Abstract

The absorption of waves in a circular wave basin using segment-type wave makers is challenging due to the curvature, which may generate undesirable imperfections in long-crested regular wave fields close to the absorbing side of the FloWave circular wave tank with a diameter of 25 m and a water depth of 2 m. A velocity component perpendicular to the wave direction could be found numerically and experimentally, which is a key tool to understand and optimise the active wave absorption in a circular wave basin.

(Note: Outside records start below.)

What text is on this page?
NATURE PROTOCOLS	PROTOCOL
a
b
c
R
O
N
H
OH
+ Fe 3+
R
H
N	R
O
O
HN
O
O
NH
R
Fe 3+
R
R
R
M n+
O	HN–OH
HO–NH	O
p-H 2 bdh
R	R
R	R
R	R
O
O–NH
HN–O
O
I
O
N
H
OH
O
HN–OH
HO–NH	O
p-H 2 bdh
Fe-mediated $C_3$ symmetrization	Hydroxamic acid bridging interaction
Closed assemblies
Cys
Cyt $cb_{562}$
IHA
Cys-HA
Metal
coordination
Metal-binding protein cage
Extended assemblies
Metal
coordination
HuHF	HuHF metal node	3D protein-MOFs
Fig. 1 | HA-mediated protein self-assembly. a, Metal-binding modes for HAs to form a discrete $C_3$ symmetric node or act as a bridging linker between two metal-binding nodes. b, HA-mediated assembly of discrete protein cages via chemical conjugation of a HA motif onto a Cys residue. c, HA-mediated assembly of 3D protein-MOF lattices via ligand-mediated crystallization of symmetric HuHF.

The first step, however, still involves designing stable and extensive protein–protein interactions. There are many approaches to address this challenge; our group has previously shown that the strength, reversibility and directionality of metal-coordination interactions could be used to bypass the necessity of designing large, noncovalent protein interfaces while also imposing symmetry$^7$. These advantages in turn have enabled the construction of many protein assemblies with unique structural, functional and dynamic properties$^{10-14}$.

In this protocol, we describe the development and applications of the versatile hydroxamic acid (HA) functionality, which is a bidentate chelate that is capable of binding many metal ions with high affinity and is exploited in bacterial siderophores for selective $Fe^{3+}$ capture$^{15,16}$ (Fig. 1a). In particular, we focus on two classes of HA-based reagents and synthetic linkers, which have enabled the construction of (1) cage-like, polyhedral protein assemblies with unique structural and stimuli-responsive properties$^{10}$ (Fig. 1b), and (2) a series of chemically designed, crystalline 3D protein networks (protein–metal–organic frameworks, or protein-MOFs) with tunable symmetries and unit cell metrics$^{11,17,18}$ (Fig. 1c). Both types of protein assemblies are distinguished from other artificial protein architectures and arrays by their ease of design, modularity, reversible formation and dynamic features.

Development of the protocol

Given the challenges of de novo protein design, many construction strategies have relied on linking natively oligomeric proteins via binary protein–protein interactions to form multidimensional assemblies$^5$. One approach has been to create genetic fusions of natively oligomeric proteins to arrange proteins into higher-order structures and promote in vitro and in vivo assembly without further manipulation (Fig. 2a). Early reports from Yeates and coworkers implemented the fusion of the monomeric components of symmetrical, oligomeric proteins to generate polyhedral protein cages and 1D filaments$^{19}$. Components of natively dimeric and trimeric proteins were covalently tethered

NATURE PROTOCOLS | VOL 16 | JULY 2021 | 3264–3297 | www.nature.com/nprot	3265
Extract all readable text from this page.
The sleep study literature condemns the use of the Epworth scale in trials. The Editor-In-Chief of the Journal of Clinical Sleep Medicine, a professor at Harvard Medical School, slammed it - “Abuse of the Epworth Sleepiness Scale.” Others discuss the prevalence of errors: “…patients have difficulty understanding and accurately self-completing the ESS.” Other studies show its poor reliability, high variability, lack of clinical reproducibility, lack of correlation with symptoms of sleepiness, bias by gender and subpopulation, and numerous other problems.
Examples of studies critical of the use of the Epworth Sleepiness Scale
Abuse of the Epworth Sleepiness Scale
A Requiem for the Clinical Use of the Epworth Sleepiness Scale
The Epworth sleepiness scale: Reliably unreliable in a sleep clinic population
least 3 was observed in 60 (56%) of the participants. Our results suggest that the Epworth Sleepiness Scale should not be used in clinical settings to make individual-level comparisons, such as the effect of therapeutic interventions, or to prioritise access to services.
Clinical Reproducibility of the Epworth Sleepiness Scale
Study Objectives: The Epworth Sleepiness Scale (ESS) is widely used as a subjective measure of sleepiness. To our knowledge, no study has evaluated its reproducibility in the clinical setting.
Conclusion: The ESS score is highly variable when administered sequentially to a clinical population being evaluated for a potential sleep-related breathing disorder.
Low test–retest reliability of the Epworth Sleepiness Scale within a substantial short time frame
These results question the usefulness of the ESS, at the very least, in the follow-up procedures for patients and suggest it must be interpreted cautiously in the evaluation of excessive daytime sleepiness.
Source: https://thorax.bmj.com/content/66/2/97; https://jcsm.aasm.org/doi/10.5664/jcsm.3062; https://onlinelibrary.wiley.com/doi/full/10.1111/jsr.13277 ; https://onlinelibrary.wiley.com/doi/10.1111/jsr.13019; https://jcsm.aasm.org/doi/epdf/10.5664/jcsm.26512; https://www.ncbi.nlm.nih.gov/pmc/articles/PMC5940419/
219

Conducting long-crested regular wave simulation using the SPH model based on Kanehira et al. (2019), the location of the hot-spots (constructive and destructive interference locations of waves) could be identified in the vicinity of absorption paddles as well as velocity components perpendicular to wave propagation direction, which are the potential cause of or caused by the hot-spots. Specific experimental investigations were conducted based on numerical results to validate the numerical model based on free surface elevation and local velocities. It could be shown that the location and strength of the hot-spots vary with wave frequencies and steepnesses as well as the connection between hot-spots and the velocity components perpendicular to wave direction. This combined approach has a high potential to provide insight into the absorption mechanism in a circular basin and helps to further improve the wave conditions in future.

INTRODUCTION

In the context of the development of o shore structures such as vessels and ocean energy devices (OEDs), laboratory experiments can provide insight into how sea states affect the dynamics and the durability of structures developed as well as providing critical validation data for the numerical simulations. Therefore, a variety of wave tanks have been developed and utilised in ocean and coastal engineering.

In particular, multi-directional wave basins, incorporating multiple segment-type wave makers, are commonly used for OED model testing due to the demand to exploit renewable energy in the open-ocean (Caglayan et al., 2019, Draycott et al., 2019). A number of multidirectional wave basins have been developed such as the circular AMOEBA basin at Osaka University (Minoura et al., 2009), deep-sea basin at the National Maritime Research Institute, Japan (Maeda et al., 2004), and the FloWave Ocean Energy Research Facility circular wave and current basin at the University of Edinburgh (Ingram et al., 2014). These circular wave basins can generate realistic short-crested sea states as well as long-crested regular/irregular waves coming from any direction including combination to achieve realistic complex sea states. In particular, the correct generation and absorption system in a long-crested regular wave condition are important, as realistic waves are generated by the summation of regular wave components with different wave frequencies and directions (e.g. single/double-summation methods).